郗彩心道這種事,年歲大些難道經驗就能增加嗎,看來你是打算繼續坑害郗家啊。

那泠泠的目光裡有千言萬語,他刻意忽略了,不見她來拿酪包,手上的碟子復又敬了敬,“聽說你愛吃這個,為夫特意讓人買來的。”

郗彩勉強抬手捏了一個,“這是斷頭飯嗎?”

楊訓說不是,微微側頭看她,“我怎麼捨得夫人有閃失。”他說這話時嘴角勾出弧度,眼底卻沒有笑意,“這幾日你不在我身邊,我夜不能寐,只是沒有告訴你罷了。”

郗彩哼笑了聲,“我都已經這樣了,侯爺還在拿我取笑。旁的咱們就不說了,我只求你告訴我,郗婋和郗檀現在怎麼樣,你有沒有傷著他們。”

楊訓難掩失望,摘下了遮擋脖子的領巾,“不是我傷他們,是他們傷我。你我是至親夫妻,可你心裡只有手足,真是令人寒心。”

郗彩這才看清他脖子上的傷痕,大約一寸來寬,細細的一道血線,要是晚一點展示,怕是要癒合了。

傷情不是最重要的,重要的是郗婋和郗檀行刺了他,結果還失敗了。

但現在不是懊惱的時候,為了套出那兩個孩子的下落,她只得同他周旋,扮出愧怍之色道:“他們年輕不知輕重,冒犯侯爺了,還望侯爺大人大量,不要與他們計較。
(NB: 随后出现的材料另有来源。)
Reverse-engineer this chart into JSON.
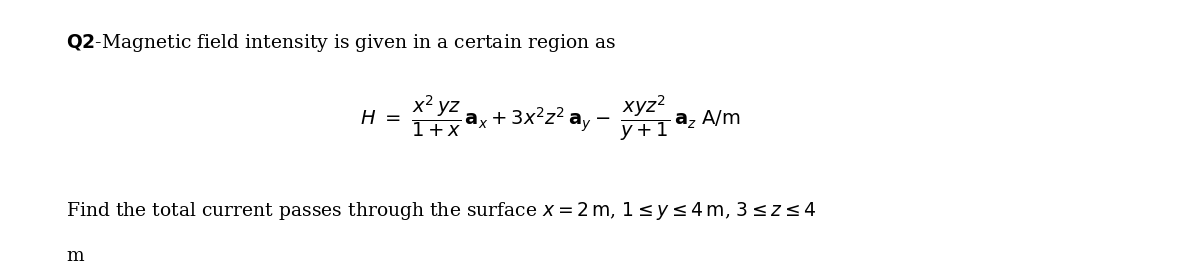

”

楊訓大度地笑了笑,笑容溫潤如玉,卻也涼薄如刀,“都是自家人,我若和他們計較,食盒裡放的就不是糕點,而是他們的頭顱了。”

郗彩驚惶地瞪眼看向他。

他倒來溫聲寬慰:“莫怕,我生擒了他們,他們不曾受傷。”邊說邊示意,“夫人,酪包要涼了。”

郗彩只得塞進嘴裡咬了一口,又忙著追問:“他們現在究竟在哪兒?”

楊訓道:“在我們家。沒有交給護軍,也沒把他們送進司隸衙門,畢竟少一個人牽扯進來,便少一分麻煩。且我知道你牽掛他們,所以趕來把這件事告知你,也好讓你安心。”
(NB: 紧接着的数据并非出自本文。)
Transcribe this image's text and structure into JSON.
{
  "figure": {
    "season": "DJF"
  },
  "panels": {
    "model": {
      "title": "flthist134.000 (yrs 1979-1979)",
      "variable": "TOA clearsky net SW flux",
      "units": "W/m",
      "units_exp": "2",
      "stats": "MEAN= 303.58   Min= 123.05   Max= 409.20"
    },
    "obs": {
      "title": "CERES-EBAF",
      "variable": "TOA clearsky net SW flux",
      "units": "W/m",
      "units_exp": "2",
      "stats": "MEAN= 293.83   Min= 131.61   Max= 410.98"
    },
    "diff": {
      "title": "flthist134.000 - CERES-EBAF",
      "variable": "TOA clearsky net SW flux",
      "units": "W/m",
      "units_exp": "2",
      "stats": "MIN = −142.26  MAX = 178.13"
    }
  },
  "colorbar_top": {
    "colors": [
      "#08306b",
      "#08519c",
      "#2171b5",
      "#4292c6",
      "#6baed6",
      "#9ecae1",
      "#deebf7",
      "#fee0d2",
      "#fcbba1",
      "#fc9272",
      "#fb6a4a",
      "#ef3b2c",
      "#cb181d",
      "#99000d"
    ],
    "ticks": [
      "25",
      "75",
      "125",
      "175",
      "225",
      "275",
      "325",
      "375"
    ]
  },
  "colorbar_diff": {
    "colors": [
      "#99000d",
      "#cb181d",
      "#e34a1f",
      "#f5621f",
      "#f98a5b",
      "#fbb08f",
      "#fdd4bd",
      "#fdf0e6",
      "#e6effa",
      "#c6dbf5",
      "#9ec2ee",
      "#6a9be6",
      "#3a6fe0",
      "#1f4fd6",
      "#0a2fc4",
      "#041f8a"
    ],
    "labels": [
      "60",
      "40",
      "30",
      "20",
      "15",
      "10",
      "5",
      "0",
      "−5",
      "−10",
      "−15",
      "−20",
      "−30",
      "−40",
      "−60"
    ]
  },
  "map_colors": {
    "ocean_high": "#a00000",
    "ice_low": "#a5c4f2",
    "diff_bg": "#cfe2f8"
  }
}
說得如此好心,簡直要把人感動壞了。可她相信他是個無利不起早的人,把人扣在侯府,郗家便多了一處軟肋在他手上。

“這事司隸校尉知道嗎?你不怕因此受牽連?”郗彩放下手裡的杯盞道,“侯爺還是讓他們走吧,就算被護軍拿住,也是我們郗家命該如此,不敢連累侯爺。”

對面的人沉默下來,半晌發出一聲輕微的嘆息,“你一直怨著我,不管我做什麼,你都不肯領情。”

天爺,這個時候還在裝呢。郗彩覺得彼此已經形成了一種默契,只要看著對方的臉,就忍不住將虛偽演繹到最大。

她很想問問他,現在這麼做還有什麼意義,他的目的不是已經達成了嗎。想方設法逼她吃東西,是想讓她活著看見爹爹被他害死的那一天吧!